MB : Est-ce quelqu’un de généreux ?
I.M. : Je pense qu’il donne beaucoup à la communauté à San Antonio et au-delà, à l’ensemble de la NBA. C’est une sorte d’ambassadeur partout où il passe. C’est un joueur avec un statut, qui a gagné beaucoup de titres et différents awards. Il sait donner en retour et il le fait naturellement. Avec l’équipe, il est tout aussi généreux. Un soir, on jouait à Memphis. On devait prendre l’avion pour New Orleans. Il a fait livrer les meilleurs sandwichs du monde, une trentaine, pour toute l’équipe et le staff technique afin que l’on puisse déguster ce qu’il considérait comme le top du sandwich américain. Quand on lui a demandé où se trouvait cette sandwicherie, il nous a dit qu’il fallait connaître… Elle était à plus d’une heure de route de Memphis mais toujours dans le Tennessee. Tim est prêt à tout pour faire plaisir.
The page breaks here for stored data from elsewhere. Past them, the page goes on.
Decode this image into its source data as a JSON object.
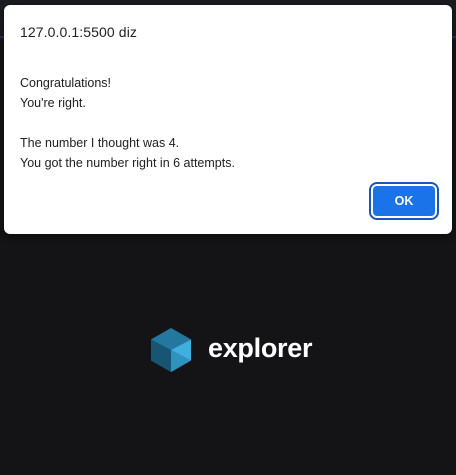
{
  "dialog": {
    "title": "127.0.0.1:5500 diz",
    "message_lines": [
      "Congratulations!",
      "You're right.",
      "",
      "The number I thought was 4.",
      "You got the number right in 6 attempts."
    ],
    "ok_label": "OK"
  },
  "brand": {
    "name": "explorer",
    "logo_icon": "explorer-hexagon-logo"
  },
  "colors": {
    "background": "#141417",
    "dialog_bg": "#ffffff",
    "accent": "#1a73e8",
    "logo_dark": "#1d6a8c",
    "logo_light": "#3ea7cf"
  }
}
« Parfois, il prend la parole devant Gregg Popovich »
MB : As-tu le sentiment que c’est un joueur privilégié à San Antonio ?
I.M. : Oui mais c’est normal. C’est la notoriété qui veut cela. Il a tout gagné dans cette franchise, c’est naturel qu’on tolère plus de choses de sa part que de la part d’un autre joueur. Cela dit, « T.P. » et Manu sont protégés, comme Tim. Je pense que c’est le business NBA qui veut cela. Dans les autres franchises, ce doit être la même chose quand le gars est franchise player et All-Star. Je vois surtout que Tim est toujours à l’heure au practice, qu’il travaille vraiment très dur, qu’il est toujours concentré sur ce qu’il doit faire. Il ne peut pas y avoir de jalousie de la part de ses coéquipiers car il est le premier à montrer le bon exemple.
MB : Est-il un leader dans le locker-room et si oui, comment ?
I.M. : Il est leader à sa façon. Il ne crie pas, jamais, mais il prend la parole. Contrairement à ce que l’on peut penser, il communique beaucoup sur le terrain. Moins au vestiaire, c’est vrai, où l’on entend plus Tony (Parker) et Manu après le coach. Lors des temps morts en revanche, Tim peut dire « Ecoutez-moi » quand il veut recadrer certaines choses. Il n’hésite pas dans ce cas à prendre la parole devant Gregg Popovich. C’est rare mais ça arrive.
MB : T’a-t-il donné des conseils ? Et si oui, de quel type ?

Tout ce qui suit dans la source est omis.